Trench foot is a type of moisture-related foot damage. Tingling or itching are common early symptoms, which can progress to numbness. The feet may turn red or blue in color. As the condition worsens, the feet may swell and begin to smell like decay. If trench foot isn't treated, it can lead to gangrene and even the need for surgical removal.

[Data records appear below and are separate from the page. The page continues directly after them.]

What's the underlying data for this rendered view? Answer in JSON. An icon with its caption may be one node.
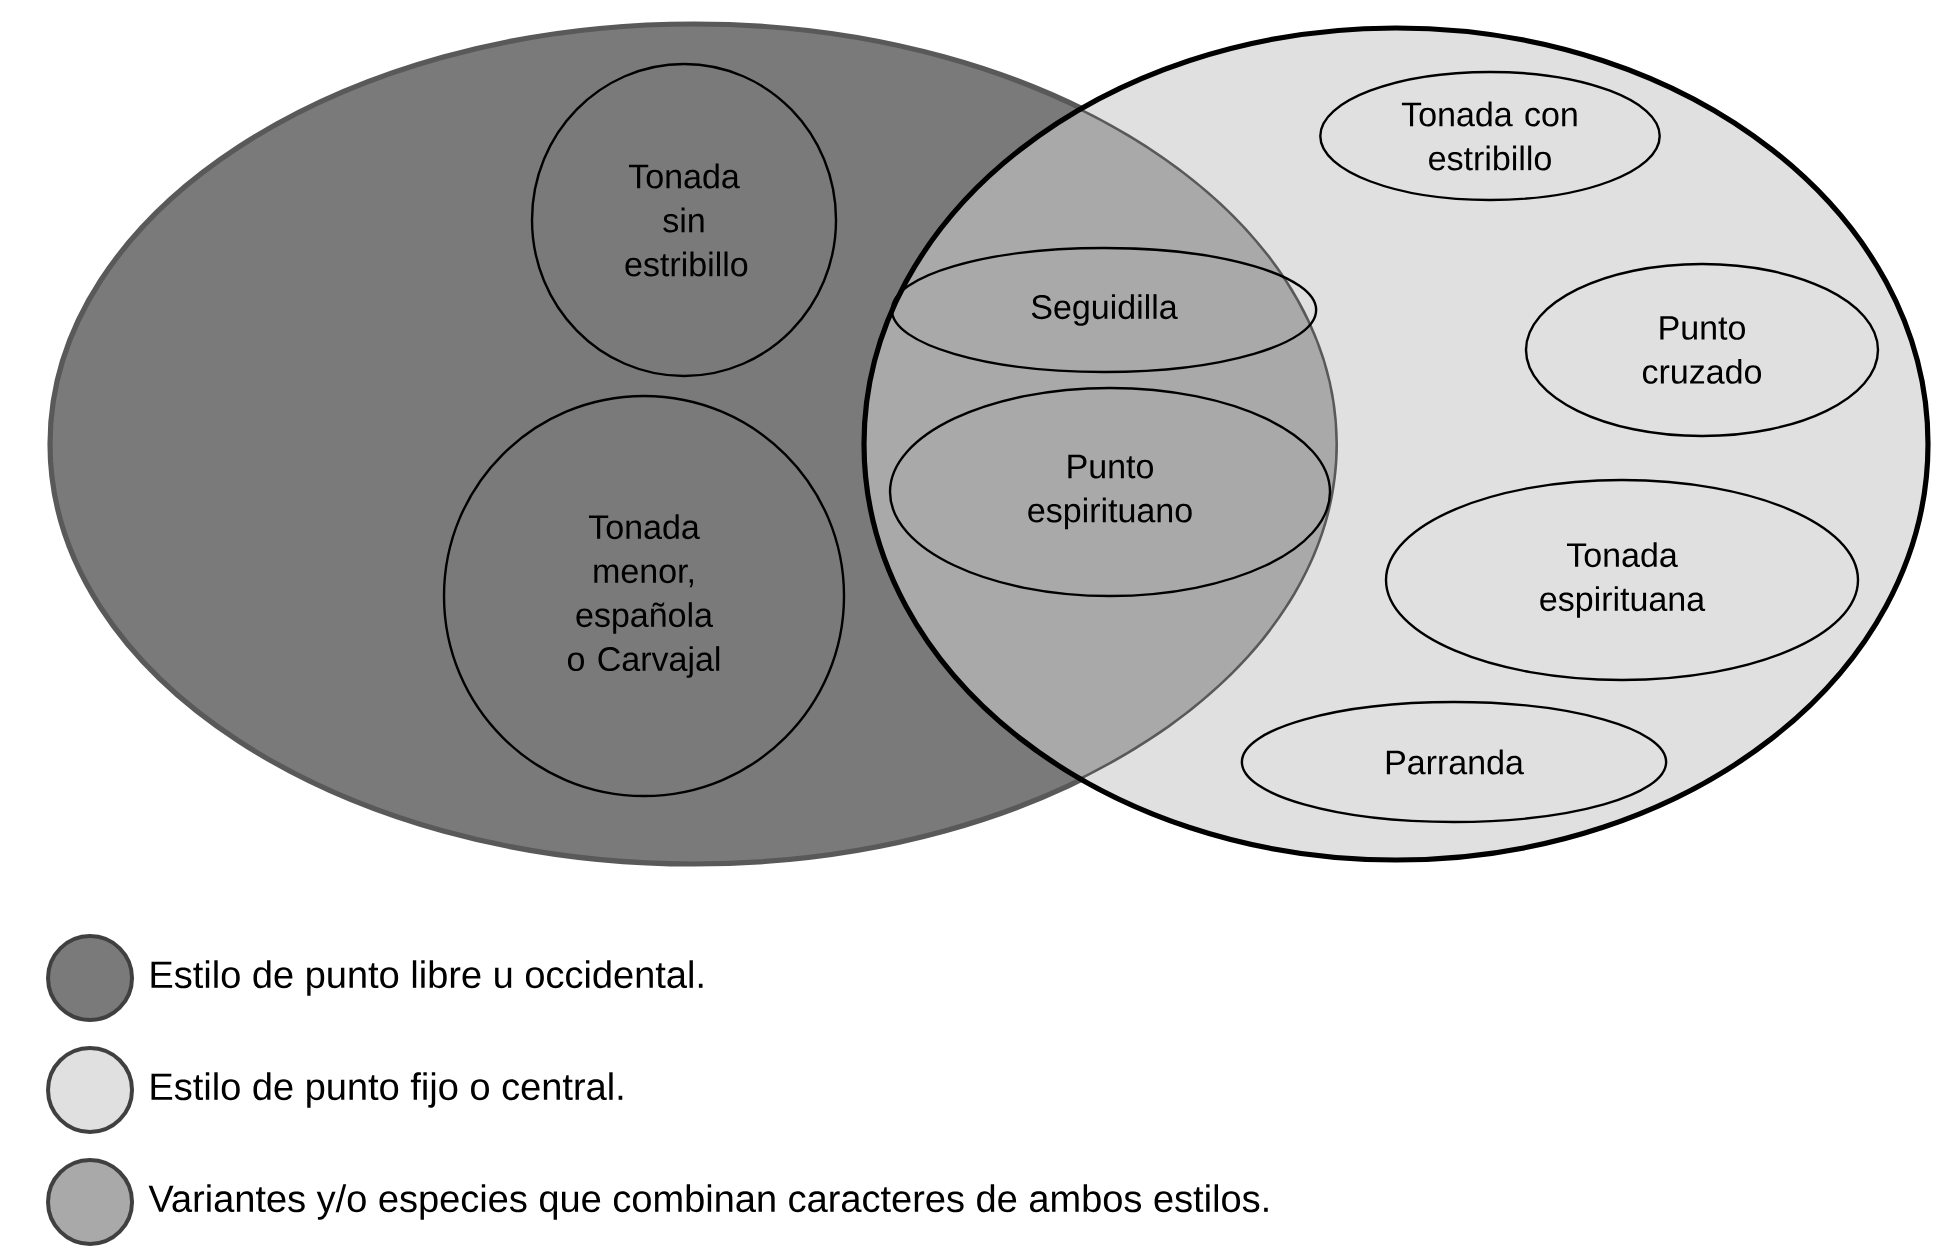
{
  "diagram": {
    "nodes": [
      {
        "text": [],
        "shape": "ellipse"
      },
      {
        "text": [],
        "shape": "ellipse"
      },
      {
        "text": [
          "Tonada sin estribillo"
        ],
        "in": 0
      },
      {
        "text": [
          "Tonada menor, española o Carvajal"
        ],
        "in": 0
      },
      {
        "text": [
          "Seguidilla"
        ]
      },
      {
        "text": [
          "Punto espirituano"
        ]
      },
      {
        "text": [
          "Tonada con estribillo"
        ],
        "in": 1
      },
      {
        "text": [
          "Punto cruzado"
        ],
        "in": 1
      },
      {
        "text": [
          "Tonada espirituana"
        ],
        "in": 1
      },
      {
        "text": [
          "Parranda"
        ],
        "in": 1
      }
    ],
    "legend": [
      {
        "text": "Estilo de punto libre u occidental.",
        "color": "#7a7a7a"
      },
      {
        "text": "Estilo de punto fijo o central.",
        "color": "#e0e0e0"
      },
      {
        "text": "Variantes y/o especies que combinan caracteres de ambos estilos.",
        "color": "#a9a9a9"
      }
    ]
  }
}
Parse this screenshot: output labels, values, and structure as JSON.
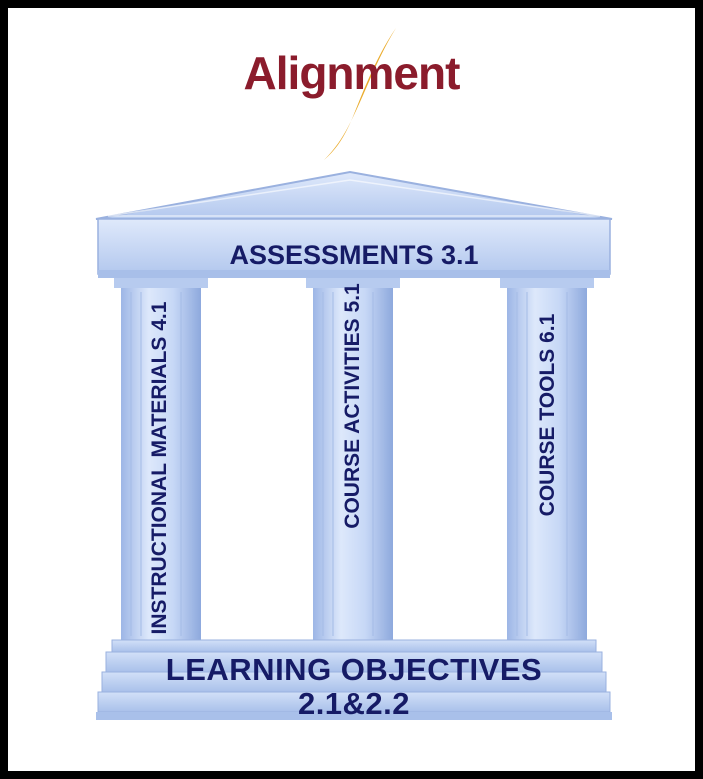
{
  "title": "Alignment",
  "roof_label": "ASSESSMENTS 3.1",
  "pillars": [
    {
      "label": "INSTRUCTIONAL MATERIALS 4.1"
    },
    {
      "label": "COURSE ACTIVITIES 5.1"
    },
    {
      "label": "COURSE TOOLS 6.1"
    }
  ],
  "foundation": {
    "line1": "LEARNING OBJECTIVES",
    "line2": "2.1&2.2"
  },
  "colors": {
    "title": "#8b1c2c",
    "text": "#161b66",
    "stone": "#b9cdef",
    "swoosh": "#e8a317",
    "background": "#000000",
    "panel": "#ffffff"
  }
}
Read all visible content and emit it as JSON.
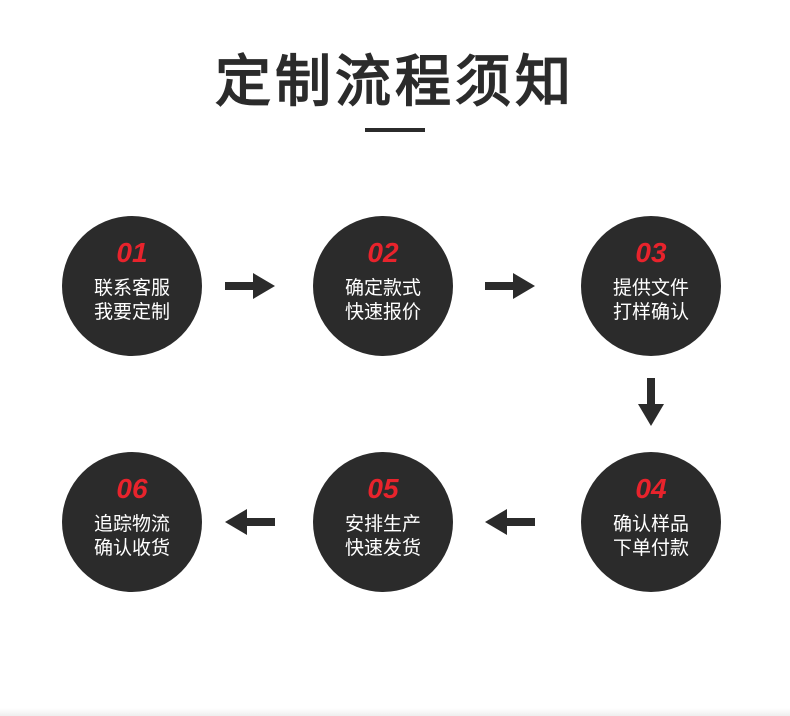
{
  "title": "定制流程须知",
  "colors": {
    "circle": "#2b2b2b",
    "number": "#e8232c",
    "text": "#ffffff",
    "arrow": "#2b2b2b"
  },
  "steps": [
    {
      "num": "01",
      "line1": "联系客服",
      "line2": "我要定制"
    },
    {
      "num": "02",
      "line1": "确定款式",
      "line2": "快速报价"
    },
    {
      "num": "03",
      "line1": "提供文件",
      "line2": "打样确认"
    },
    {
      "num": "04",
      "line1": "确认样品",
      "line2": "下单付款"
    },
    {
      "num": "05",
      "line1": "安排生产",
      "line2": "快速发货"
    },
    {
      "num": "06",
      "line1": "追踪物流",
      "line2": "确认收货"
    }
  ],
  "arrows": [
    "arrow-right-icon",
    "arrow-right-icon",
    "arrow-down-icon",
    "arrow-left-icon",
    "arrow-left-icon"
  ]
}
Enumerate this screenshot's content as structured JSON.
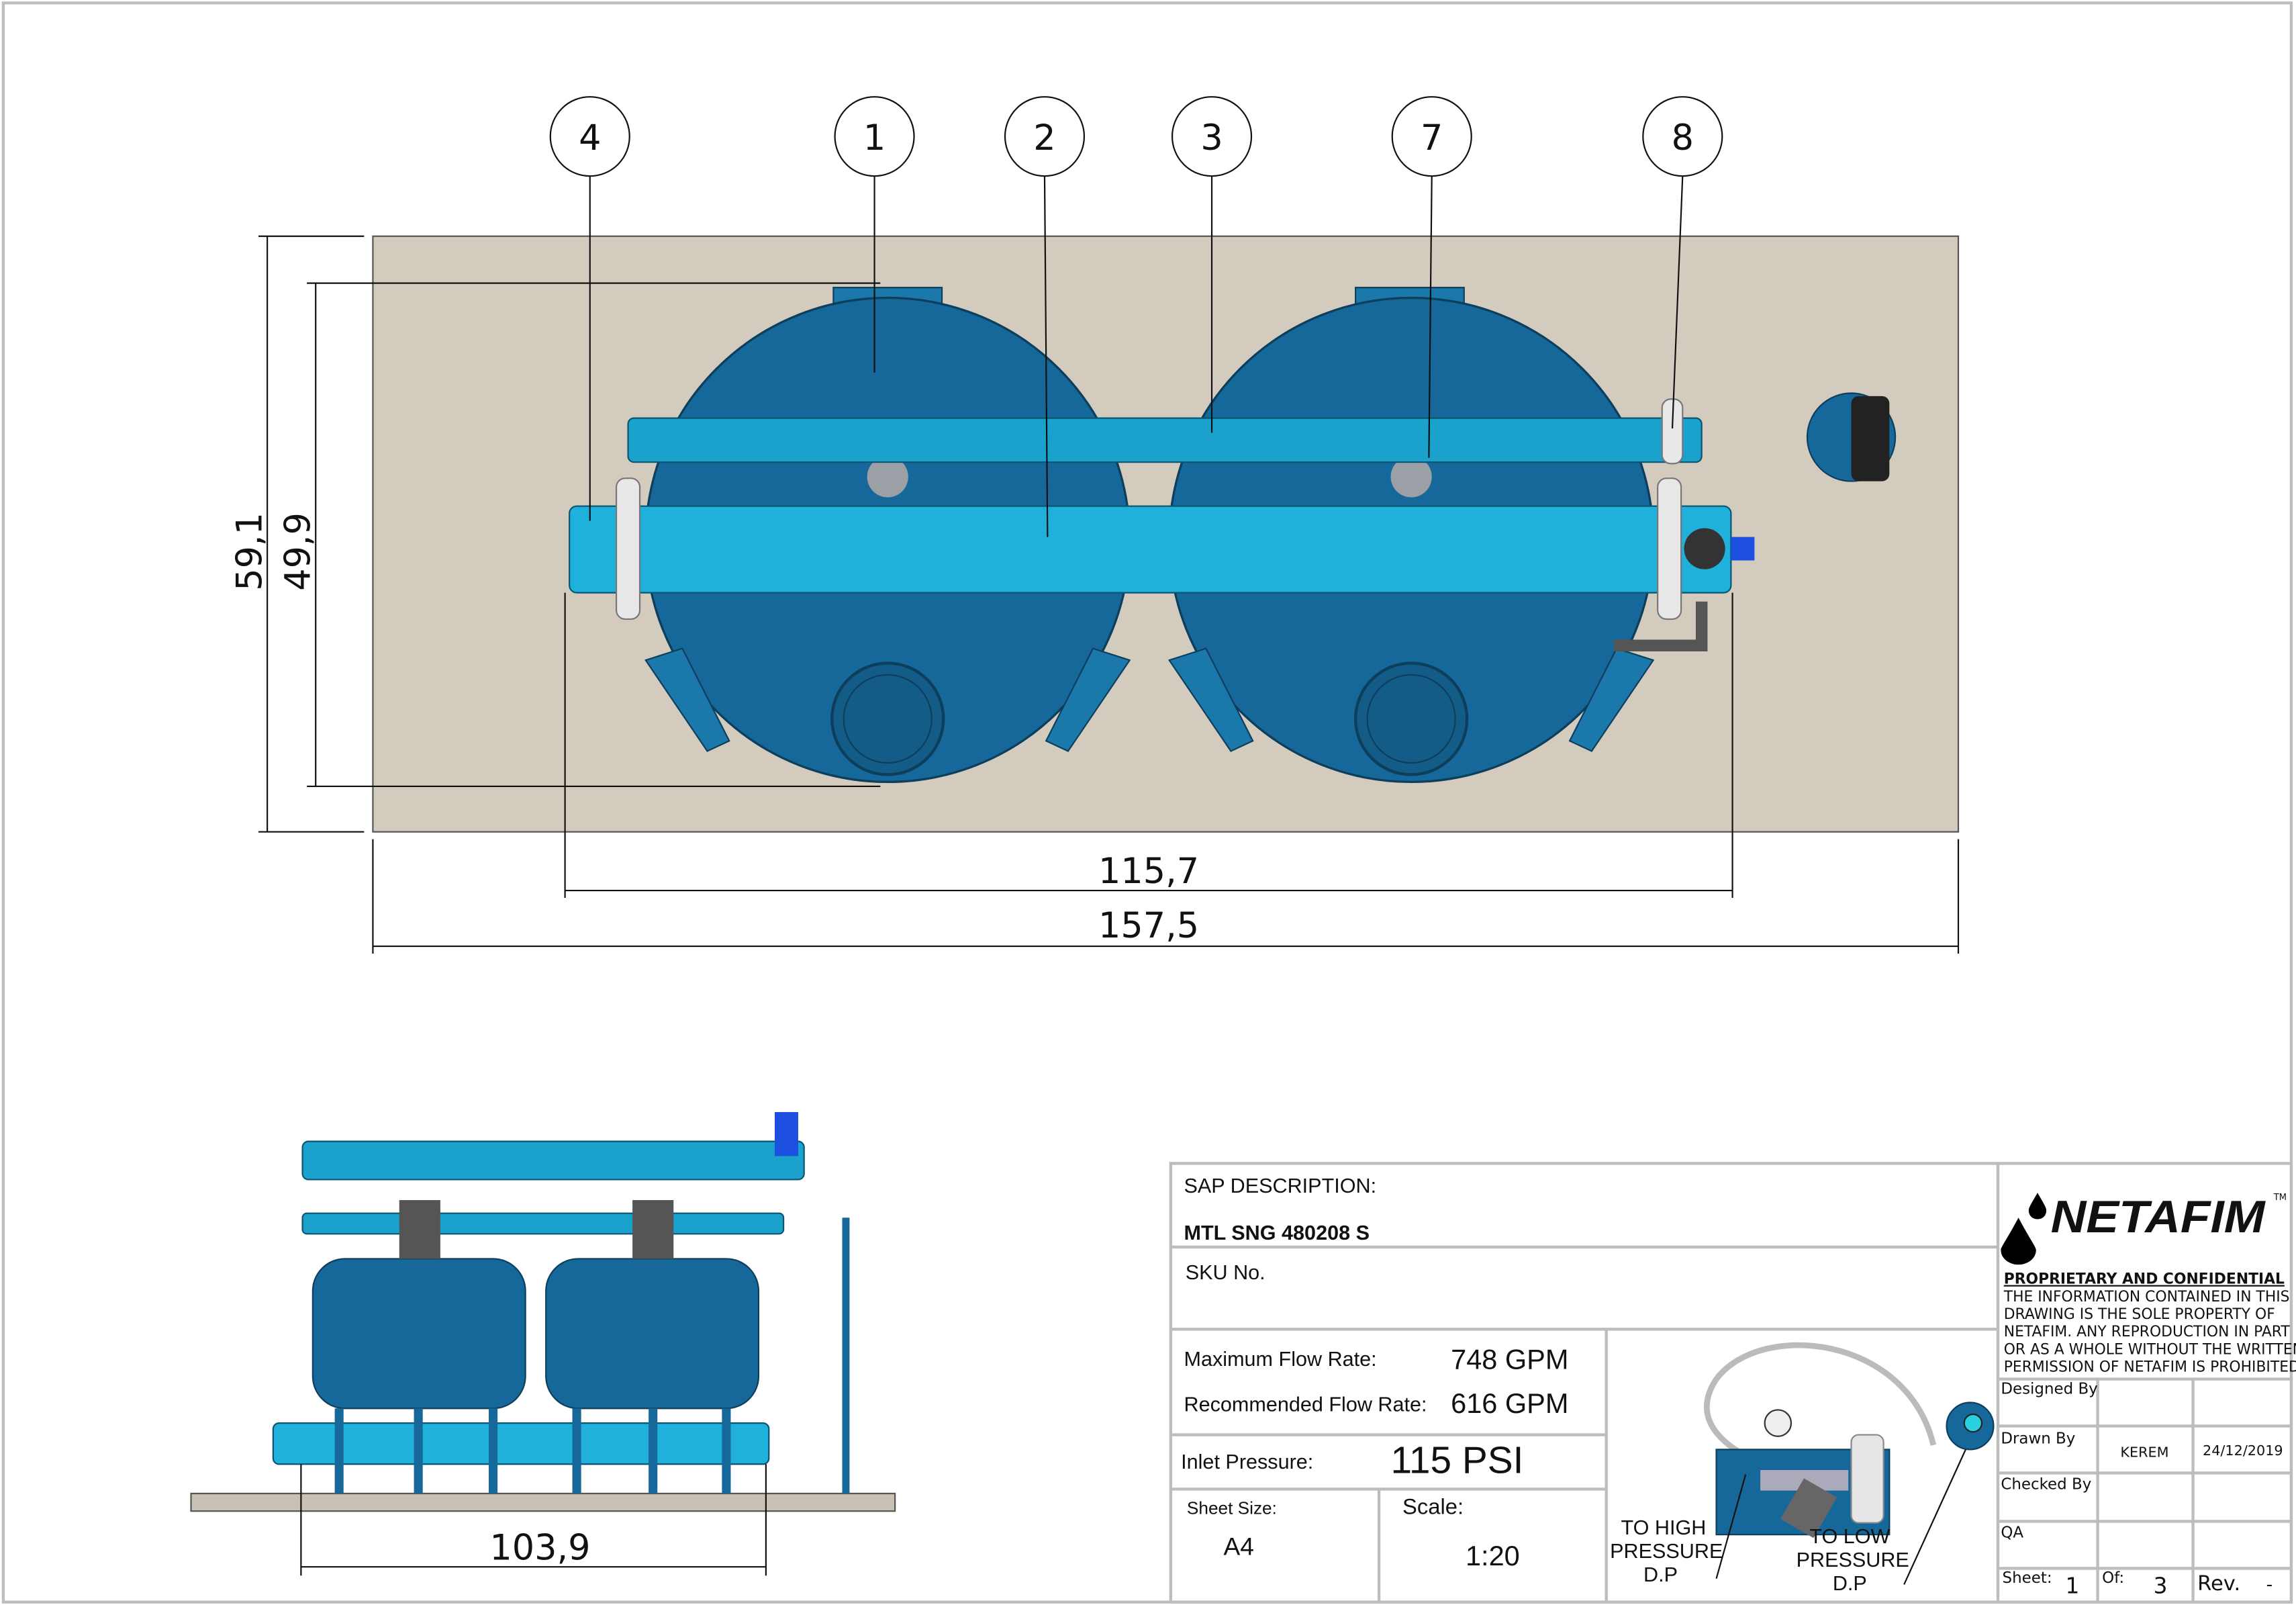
{
  "balloons": [
    "4",
    "1",
    "2",
    "3",
    "7",
    "8"
  ],
  "dimensions": {
    "overall_width": "157,5",
    "filter_width": "115,7",
    "overall_depth": "59,1",
    "tank_depth": "49,9",
    "side_width": "103,9"
  },
  "title_block": {
    "sap_label": "SAP DESCRIPTION:",
    "sap_value": "MTL SNG 480208 S",
    "sku_label": "SKU No.",
    "max_flow_label": "Maximum Flow Rate:",
    "max_flow_value": "748 GPM",
    "rec_flow_label": "Recommended Flow Rate:",
    "rec_flow_value": "616 GPM",
    "inlet_label": "Inlet Pressure:",
    "inlet_value": "115 PSI",
    "sheet_size_label": "Sheet Size:",
    "sheet_size_value": "A4",
    "scale_label": "Scale:",
    "scale_value": "1:20",
    "dp_high": [
      "TO HIGH",
      "PRESSURE",
      "D.P"
    ],
    "dp_low": [
      "TO LOW",
      "PRESSURE",
      "D.P"
    ],
    "logo": "NETAFIM",
    "logo_tm": "TM",
    "confidential_title": "PROPRIETARY AND CONFIDENTIAL",
    "confidential_lines": [
      "THE INFORMATION CONTAINED IN THIS",
      "DRAWING IS THE SOLE PROPERTY OF",
      "NETAFIM. ANY REPRODUCTION IN PART",
      "OR AS A WHOLE WITHOUT THE WRITTEN",
      "PERMISSION OF NETAFIM IS PROHIBITED"
    ],
    "designed_by_label": "Designed By",
    "drawn_by_label": "Drawn By",
    "drawn_by_value": "KEREM",
    "drawn_date": "24/12/2019",
    "checked_by_label": "Checked By",
    "qa_label": "QA",
    "sheet_label": "Sheet:",
    "sheet_value": "1",
    "of_label": "Of:",
    "of_value": "3",
    "rev_label": "Rev.",
    "rev_value": "-"
  },
  "colors": {
    "tank": "#17689a",
    "pipe": "#1faed8",
    "slab": "#d3cbbd"
  }
}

Trench foot is caused by long periods of time spent in places that are often colder than freezing, wet, and sometimes dirty. Later, the condition causes the skin and tissues to break down, which increases the risk of infection and the chance of getting sick or dying from it.
Your nose and throat become inflamed, producing a lot of mucus. You're tired and miserable because you're expending so much energy fighting the cold virus. One myth that needs to be debunked is that getting cold or wet does not make you sick.
The amount of time your feet will spend soaking wet is not something to be taken lightly.
Why? For the simple reason that during World War I, trench foot claimed the lives of an estimated 2,000 Americans and 75,000 British men.
As a result of World War I's infamous trench foot outbreak, people are now more conscious of the importance of keeping their feet dry.
Trench foot can still occur today if your feet are exposed to cold, wet conditions for an extended period of time.
Make sure your boots aren't too tight if you're wearing them.
If your feet do become wet, be sure to swap out your socks frequently to keep your feet dry.
To help maintain normal blood flow, drink plenty of water and get some exercise.
Trench foot can be avoided by wearing socks and shoes that are both dry and warm.